Sampai hari ini, dua kecamatan, yakni Fatumnasi dan Fatukopa, masih bebas dari kasus rabies. Sementara 30 kecamatan lain sudah terkontaminasi virus rabies pada hewan penular rabies (HPR), terutama anjing. Penyebarannya sangat cepat.
Fatumnasi merupakan salah satu kecamatan dengan destinasi wisata favorit. Hampir setiap hari lebih dari 100 warga dari Kota Kupang dan sekitarnya berkunjung ke Fatumnasi. Selain Fatumnasi di Kecamatan Fatumnasi, TTS juga masih memiliki sejumlah destinasi wisata favorit. Sebut saja batu warna Kolbano di Kecamatan Kualin, air terjun Oehala di Kecamatan Molo Tengah, dan gunung Meja di Kecamatan Oenino.
Ia mengatakan, cara terbaik mengatasi penyebaran rabies pada HPR di TTS adalah dengan mengajak semua pemilik HPR agar mengikat atau mengandangkan anjing, kucing, dan kera. Hewan anjing menjadi momok yang sangat menakutkan warga saat ini.

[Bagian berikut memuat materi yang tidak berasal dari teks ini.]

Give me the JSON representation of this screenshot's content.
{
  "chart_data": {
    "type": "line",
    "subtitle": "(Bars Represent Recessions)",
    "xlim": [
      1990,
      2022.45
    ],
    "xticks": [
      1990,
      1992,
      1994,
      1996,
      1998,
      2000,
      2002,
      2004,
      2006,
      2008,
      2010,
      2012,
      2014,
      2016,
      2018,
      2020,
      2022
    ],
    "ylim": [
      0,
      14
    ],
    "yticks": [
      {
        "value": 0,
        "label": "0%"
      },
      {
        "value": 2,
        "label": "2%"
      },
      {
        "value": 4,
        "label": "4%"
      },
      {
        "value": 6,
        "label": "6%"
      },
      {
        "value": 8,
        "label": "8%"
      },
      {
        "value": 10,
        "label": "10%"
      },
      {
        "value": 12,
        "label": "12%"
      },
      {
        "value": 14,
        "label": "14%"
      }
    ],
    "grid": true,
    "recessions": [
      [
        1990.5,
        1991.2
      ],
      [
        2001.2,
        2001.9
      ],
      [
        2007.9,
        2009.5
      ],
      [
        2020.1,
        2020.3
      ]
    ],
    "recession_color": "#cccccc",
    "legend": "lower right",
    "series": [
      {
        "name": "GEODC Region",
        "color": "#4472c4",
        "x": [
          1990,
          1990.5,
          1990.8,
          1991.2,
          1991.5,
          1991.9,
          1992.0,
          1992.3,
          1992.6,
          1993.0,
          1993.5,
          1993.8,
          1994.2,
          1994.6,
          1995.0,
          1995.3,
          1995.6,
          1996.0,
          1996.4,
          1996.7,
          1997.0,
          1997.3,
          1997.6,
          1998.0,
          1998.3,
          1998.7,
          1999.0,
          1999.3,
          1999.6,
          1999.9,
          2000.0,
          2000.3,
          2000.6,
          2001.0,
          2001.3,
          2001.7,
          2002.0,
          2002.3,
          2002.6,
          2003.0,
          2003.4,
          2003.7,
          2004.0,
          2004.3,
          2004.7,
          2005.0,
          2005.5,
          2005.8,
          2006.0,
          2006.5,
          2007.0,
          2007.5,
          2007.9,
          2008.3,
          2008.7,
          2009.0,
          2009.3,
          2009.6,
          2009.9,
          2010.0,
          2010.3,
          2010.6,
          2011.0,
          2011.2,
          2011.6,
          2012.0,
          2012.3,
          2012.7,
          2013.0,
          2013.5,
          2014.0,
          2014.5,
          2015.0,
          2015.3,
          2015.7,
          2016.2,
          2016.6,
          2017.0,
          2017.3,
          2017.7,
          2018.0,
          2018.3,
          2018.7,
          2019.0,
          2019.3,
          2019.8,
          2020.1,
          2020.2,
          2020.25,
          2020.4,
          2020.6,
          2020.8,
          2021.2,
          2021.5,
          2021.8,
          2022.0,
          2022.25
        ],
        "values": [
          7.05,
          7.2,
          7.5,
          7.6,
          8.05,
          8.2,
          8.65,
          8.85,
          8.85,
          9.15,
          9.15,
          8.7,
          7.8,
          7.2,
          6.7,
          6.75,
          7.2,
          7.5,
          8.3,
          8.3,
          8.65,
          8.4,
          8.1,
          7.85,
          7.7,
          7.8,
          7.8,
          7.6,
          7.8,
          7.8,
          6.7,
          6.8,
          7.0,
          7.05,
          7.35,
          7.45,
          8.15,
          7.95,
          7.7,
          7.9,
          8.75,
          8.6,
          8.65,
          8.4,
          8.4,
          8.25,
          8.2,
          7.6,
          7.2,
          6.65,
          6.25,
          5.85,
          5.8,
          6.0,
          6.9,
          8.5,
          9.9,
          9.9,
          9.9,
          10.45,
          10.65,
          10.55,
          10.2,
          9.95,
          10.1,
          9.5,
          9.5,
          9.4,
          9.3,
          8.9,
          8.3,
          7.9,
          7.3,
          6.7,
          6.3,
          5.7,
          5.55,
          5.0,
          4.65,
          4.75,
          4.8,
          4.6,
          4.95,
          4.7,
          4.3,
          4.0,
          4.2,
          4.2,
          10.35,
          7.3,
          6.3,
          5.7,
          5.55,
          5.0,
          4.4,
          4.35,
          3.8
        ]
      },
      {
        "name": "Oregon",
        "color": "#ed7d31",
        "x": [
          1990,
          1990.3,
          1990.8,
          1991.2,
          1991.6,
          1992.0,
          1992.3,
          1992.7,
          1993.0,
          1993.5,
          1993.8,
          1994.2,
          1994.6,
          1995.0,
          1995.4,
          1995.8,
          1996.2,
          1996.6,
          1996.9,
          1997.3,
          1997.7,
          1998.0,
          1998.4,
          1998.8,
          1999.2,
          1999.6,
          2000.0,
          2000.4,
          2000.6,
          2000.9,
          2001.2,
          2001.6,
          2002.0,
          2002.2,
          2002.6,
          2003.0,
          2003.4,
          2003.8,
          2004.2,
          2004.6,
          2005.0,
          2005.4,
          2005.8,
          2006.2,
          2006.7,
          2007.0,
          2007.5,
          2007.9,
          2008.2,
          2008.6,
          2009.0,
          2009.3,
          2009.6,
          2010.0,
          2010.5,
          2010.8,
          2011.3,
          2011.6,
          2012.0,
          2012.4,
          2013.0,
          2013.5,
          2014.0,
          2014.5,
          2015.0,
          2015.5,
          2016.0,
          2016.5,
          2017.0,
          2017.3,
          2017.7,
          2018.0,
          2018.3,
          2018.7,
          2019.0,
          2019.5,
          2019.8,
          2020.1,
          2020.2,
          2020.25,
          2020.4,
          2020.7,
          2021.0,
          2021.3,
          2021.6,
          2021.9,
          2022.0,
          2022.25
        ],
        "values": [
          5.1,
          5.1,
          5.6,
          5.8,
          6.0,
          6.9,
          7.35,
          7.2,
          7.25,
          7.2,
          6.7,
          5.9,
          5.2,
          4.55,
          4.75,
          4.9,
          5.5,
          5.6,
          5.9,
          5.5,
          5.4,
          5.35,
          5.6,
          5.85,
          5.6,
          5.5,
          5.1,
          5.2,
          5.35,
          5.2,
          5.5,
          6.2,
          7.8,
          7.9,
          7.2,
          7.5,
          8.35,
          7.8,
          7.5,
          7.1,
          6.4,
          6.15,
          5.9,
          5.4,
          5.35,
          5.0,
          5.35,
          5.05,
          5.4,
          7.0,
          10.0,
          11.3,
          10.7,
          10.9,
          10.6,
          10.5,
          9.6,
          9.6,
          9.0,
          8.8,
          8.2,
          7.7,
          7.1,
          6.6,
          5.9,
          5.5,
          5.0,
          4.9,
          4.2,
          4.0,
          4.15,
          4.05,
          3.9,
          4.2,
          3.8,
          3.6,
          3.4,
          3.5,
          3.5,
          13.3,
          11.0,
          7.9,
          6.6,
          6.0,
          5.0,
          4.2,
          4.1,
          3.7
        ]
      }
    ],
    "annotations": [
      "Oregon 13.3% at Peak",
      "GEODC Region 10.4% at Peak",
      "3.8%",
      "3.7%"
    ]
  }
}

Total sampel otak anjing yang sudah dikirim ke Balai Besar Veteriner Denpasar Bali sebanyak 25 sampel. Ini berasal dari delapan kecamatan, terdiri dari 15 desa dan kelurahan. Dari 25 sampel yang dikirim itu, delapan di antaranya positif rabies.
Adapun jumlah HPR yang telah diberi vaksin antirabies per 5 Juli 2023 mencapai 5.870 ekor terdiri anjing 5.482 ekor, kucing 385 ekor, dan kera tiga ekor. Populasi anjing di TTS sekitar 60.000 ekor. Sementara sisa vaksin sebanyak 130 dosis. Pemerintah terus berupaya mendatangkan vaksin yang jumlahnya setara dengan jumlah HPR yang ada.
Semua kecamatan di TTS yang berbatasan dengan kabupaten tetangga juga diminta secara ketat mewajibkan warga mengikat atau mengandangkan anjing masing-masing. Jika masih ditemukan berkeliaran di jalan atau ruang publik, anjing tersebut akan dieliminasi oleh tim satgas setempat.